Wednesday, March 5th, 2014

Parents who are hesitant to vaccinate their children–or who have decided against vaccination–are not likely to be swayed by awareness programs meant to educate parents about the importance of giving kids vaccines against preventible diseases like measles and mumps.  The programs, according to new research published in the journal Pediatrics, can actually make parents express more reservations about vaccines. More from Reuters:

The study’s lead author told Reuters Health that the research is an extension of his work in political science that found it is difficult to correct people’s misinformation.

“We found political misinformation is often very difficult to correct and giving people the correct information can backfire,” said Brendan Nyhan, a political scientist at Dartmouth College in Hanover, New Hampshire.

“We were interested in seeing if the messages public health agencies were putting out were effective,” he said.

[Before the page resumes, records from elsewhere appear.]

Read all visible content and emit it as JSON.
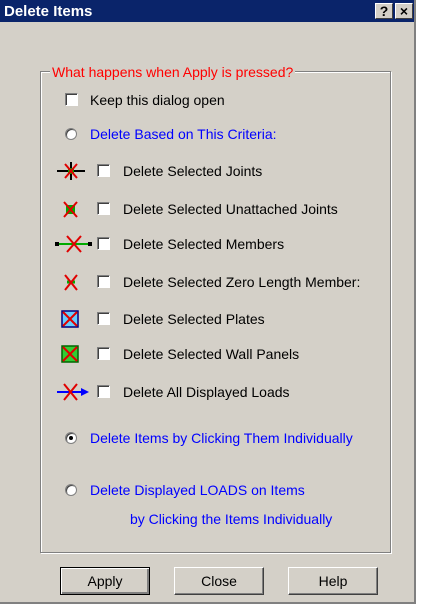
{
  "window": {
    "title": "Delete Items",
    "help_btn": "?",
    "close_btn": "×"
  },
  "group": {
    "legend": "What happens when Apply is pressed?"
  },
  "options": {
    "keep_open": {
      "label": "Keep this dialog open",
      "checked": false
    },
    "criteria_radio": {
      "label": "Delete Based on This Criteria:",
      "selected": false
    },
    "criteria": [
      {
        "label": "Delete Selected Joints",
        "icon": "delete-joints-icon",
        "checked": false
      },
      {
        "label": "Delete Selected Unattached Joints",
        "icon": "delete-unattached-joints-icon",
        "checked": false
      },
      {
        "label": "Delete Selected Members",
        "icon": "delete-members-icon",
        "checked": false
      },
      {
        "label": "Delete Selected Zero Length Member:",
        "icon": "delete-zero-length-icon",
        "checked": false
      },
      {
        "label": "Delete Selected Plates",
        "icon": "delete-plates-icon",
        "checked": false
      },
      {
        "label": "Delete Selected Wall Panels",
        "icon": "delete-wall-panels-icon",
        "checked": false
      },
      {
        "label": "Delete All Displayed Loads",
        "icon": "delete-loads-icon",
        "checked": false
      }
    ],
    "click_individually": {
      "label": "Delete Items by Clicking Them Individually",
      "selected": true
    },
    "loads_radio": {
      "line1": "Delete Displayed LOADS on Items",
      "line2": "by Clicking the Items Individually",
      "selected": false
    }
  },
  "buttons": {
    "apply": "Apply",
    "close": "Close",
    "help": "Help"
  },
  "colors": {
    "title_bar": "#0a246a",
    "face": "#d4d0c8",
    "legend": "#ff0000",
    "radio_text": "#0000ff"
  }
}
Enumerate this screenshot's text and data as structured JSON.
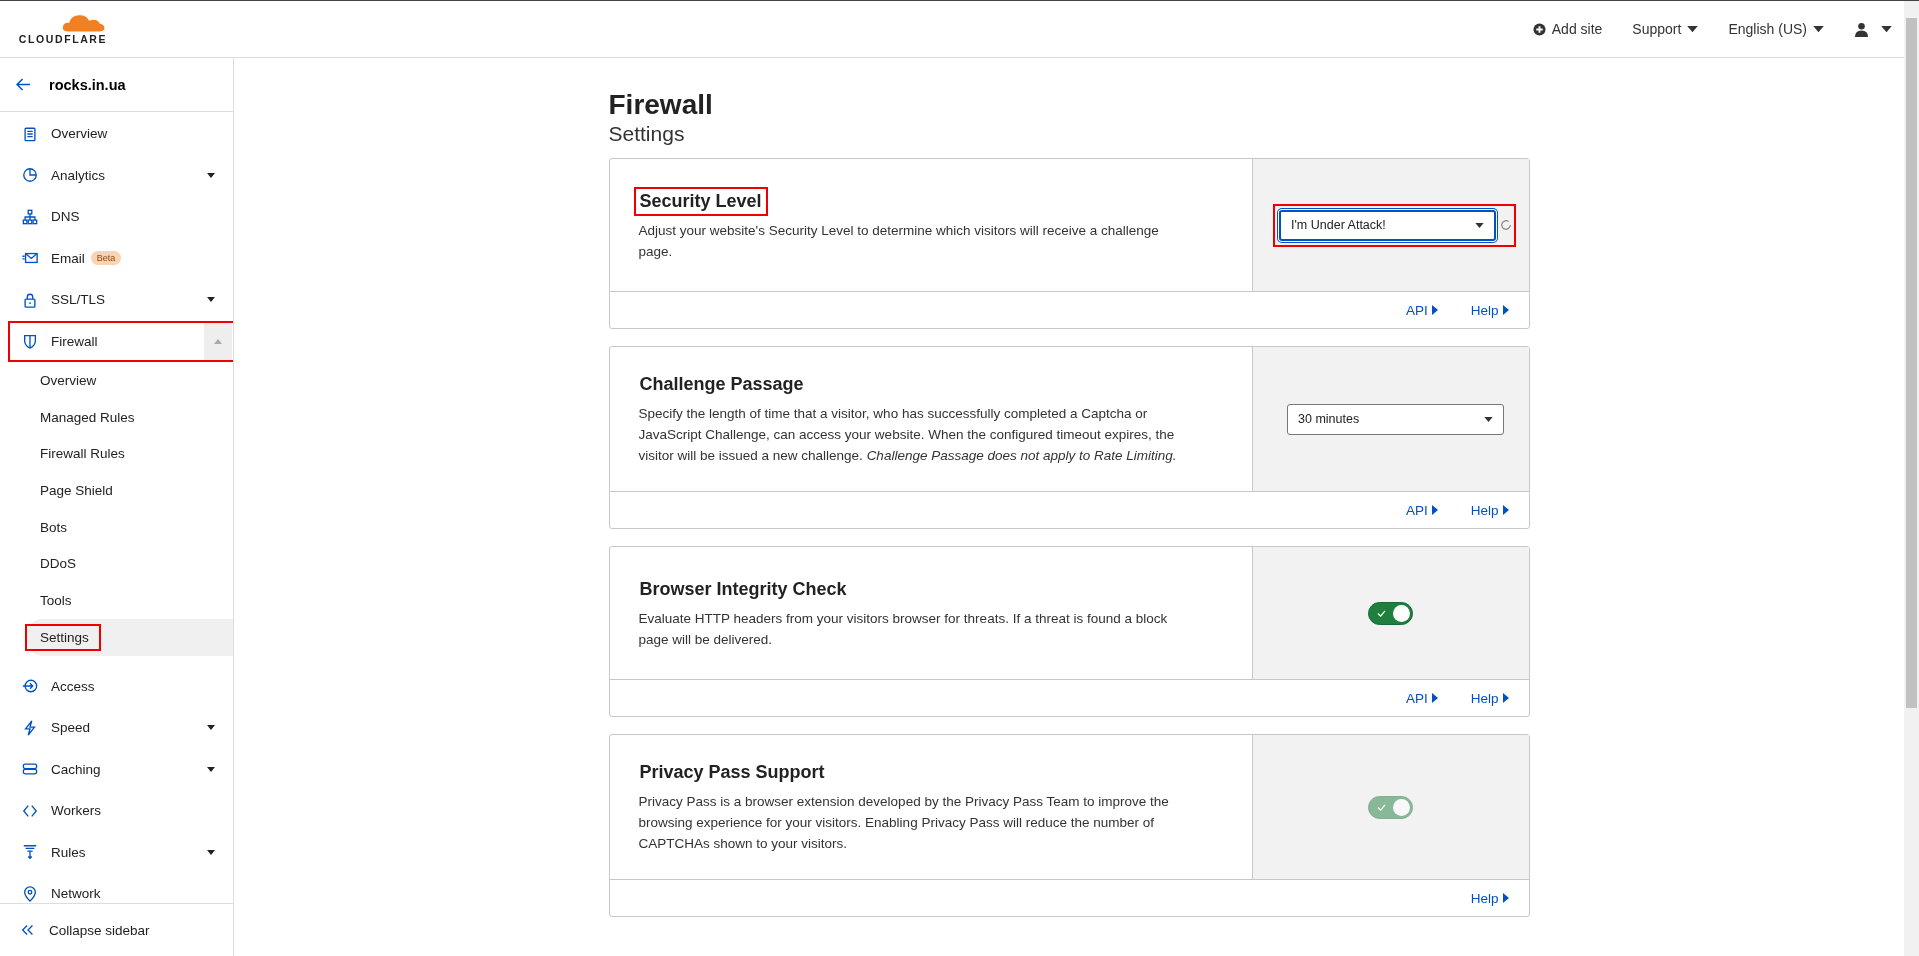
{
  "header": {
    "logo_text": "CLOUDFLARE",
    "actions": [
      {
        "kind": "add",
        "label": "Add site"
      },
      {
        "kind": "menu",
        "label": "Support"
      },
      {
        "kind": "menu",
        "label": "English (US)"
      },
      {
        "kind": "user"
      }
    ]
  },
  "sidebar": {
    "site": "rocks.in.ua",
    "items": [
      {
        "label": "Overview"
      },
      {
        "label": "Analytics",
        "expanded": false
      },
      {
        "label": "DNS"
      },
      {
        "label": "Email",
        "badge": "Beta"
      },
      {
        "label": "SSL/TLS",
        "expanded": false
      },
      {
        "label": "Firewall",
        "expanded": true,
        "highlighted": true,
        "children": [
          {
            "label": "Overview",
            "selected": false,
            "highlighted": false
          },
          {
            "label": "Managed Rules",
            "selected": false,
            "highlighted": false
          },
          {
            "label": "Firewall Rules",
            "selected": false,
            "highlighted": false
          },
          {
            "label": "Page Shield",
            "selected": false,
            "highlighted": false
          },
          {
            "label": "Bots",
            "selected": false,
            "highlighted": false
          },
          {
            "label": "DDoS",
            "selected": false,
            "highlighted": false
          },
          {
            "label": "Tools",
            "selected": false,
            "highlighted": false
          },
          {
            "label": "Settings",
            "selected": true,
            "highlighted": true
          }
        ]
      },
      {
        "label": "Access"
      },
      {
        "label": "Speed",
        "expanded": false
      },
      {
        "label": "Caching",
        "expanded": false
      },
      {
        "label": "Workers"
      },
      {
        "label": "Rules",
        "expanded": false
      },
      {
        "label": "Network"
      }
    ],
    "collapse": "Collapse sidebar"
  },
  "main": {
    "title": "Firewall",
    "subtitle": "Settings",
    "cards": [
      {
        "title": "Security Level",
        "highlighted": true,
        "description": "Adjust your website's Security Level to determine which visitors will receive a challenge page.",
        "control": {
          "kind": "select",
          "value": "I'm Under Attack!",
          "focused": true,
          "loading": true,
          "highlighted": true
        },
        "links": [
          "API",
          "Help"
        ]
      },
      {
        "title": "Challenge Passage",
        "highlighted": false,
        "description": "Specify the length of time that a visitor, who has successfully completed a Captcha or JavaScript Challenge, can access your website. When the configured timeout expires, the visitor will be issued a new challenge. *Challenge Passage does not apply to Rate Limiting.*",
        "control": {
          "kind": "select",
          "value": "30 minutes",
          "focused": false,
          "loading": false,
          "highlighted": false
        },
        "links": [
          "API",
          "Help"
        ]
      },
      {
        "title": "Browser Integrity Check",
        "highlighted": false,
        "description": "Evaluate HTTP headers from your visitors browser for threats. If a threat is found a block page will be delivered.",
        "control": {
          "kind": "toggle",
          "on": true,
          "disabled": false
        },
        "links": [
          "API",
          "Help"
        ]
      },
      {
        "title": "Privacy Pass Support",
        "highlighted": false,
        "description": "Privacy Pass is a browser extension developed by the Privacy Pass Team to improve the browsing experience for your visitors. Enabling Privacy Pass will reduce the number of CAPTCHAs shown to your visitors.",
        "control": {
          "kind": "toggle",
          "on": true,
          "disabled": true
        },
        "links": [
          "Help"
        ]
      }
    ]
  }
}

Specifically, Nyhan and his colleagues examined public health campaigns about the measles-mumps-rubella (MMR) vaccine.

Although national U.S. MMR vaccination rates are high, the researchers write in Pediatrics that there are states where the rate dips below 90 percent, which is a commonly used threshold for so-call herd immunity. Herd immunity is the point where high vaccination rates within a population may also offer protection to the unvaccinated.

They also write that maintaining high levels of MMR vaccination is important because of the increasing number of measles cases reported in the U.S. and recent outbreaks in the UK. Measles is a highly contagious respiratory disease that can lead to death.

Another study published by Centers for Disease Control and Prevention (CDC) researchers in the same journal found that vaccinating U.S. kids born in 2009 according to the routine immunization schedule will save about $70 billion and prevent over 40,000 early deaths and over 20 million cases of disease.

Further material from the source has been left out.